Decir que él era un hombre controlador y ruin no era suficiente. A menudo, solía gritar a sus empleados y extender sus jornadas laborales por largas horas más. Como el día anterior, en el que me había visto obligada a trabajar durante toda la noche en la oficina. Ahora estaba tan cansada que no lograba diferenciar lo real de lo inventado por mi imaginación. La falta de sueño y el estrés últimamente me habían llevado a ver imágenes tan extrañas como efímeras.
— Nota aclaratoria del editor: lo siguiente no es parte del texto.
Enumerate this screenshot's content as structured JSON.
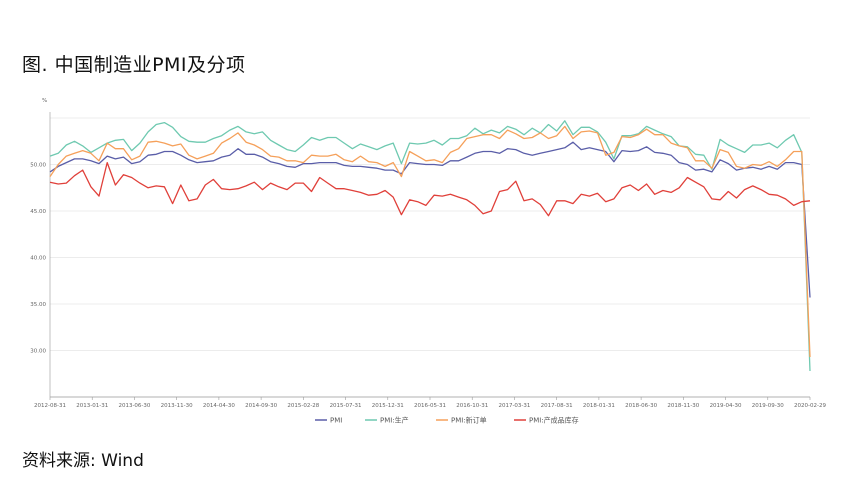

Aquella misma madrugada, sentada entre vasos vacíos de café amargo y hojas de papel esparcidas por todo mi escritorio, creí vislumbrar una figura entre la tenebrosa oscuridad de la oficina vacía. El cosquilleo frío y severo a la altura de mi nuca no fue suficiente para detener la imperiosa necesidad de saber quién era aquel que me acompañaba durante mis horas extra de trabajo no remuneradas. Por ello, conforme la distancia entre nosotros moría, pude apreciar el intenso brillo de sus dos ojos rojos.
Rojos como la sangre. Rojos como las llamas del infierno. De un color rojo tan brillante como el pintalabios que usaba cuando por fin un taxi se detuvo a un lado de la acera y me permitió subir.
—A la calle de Atocha. El número seis, por favor —dije mientras me abrochaba el cinturón de seguridad.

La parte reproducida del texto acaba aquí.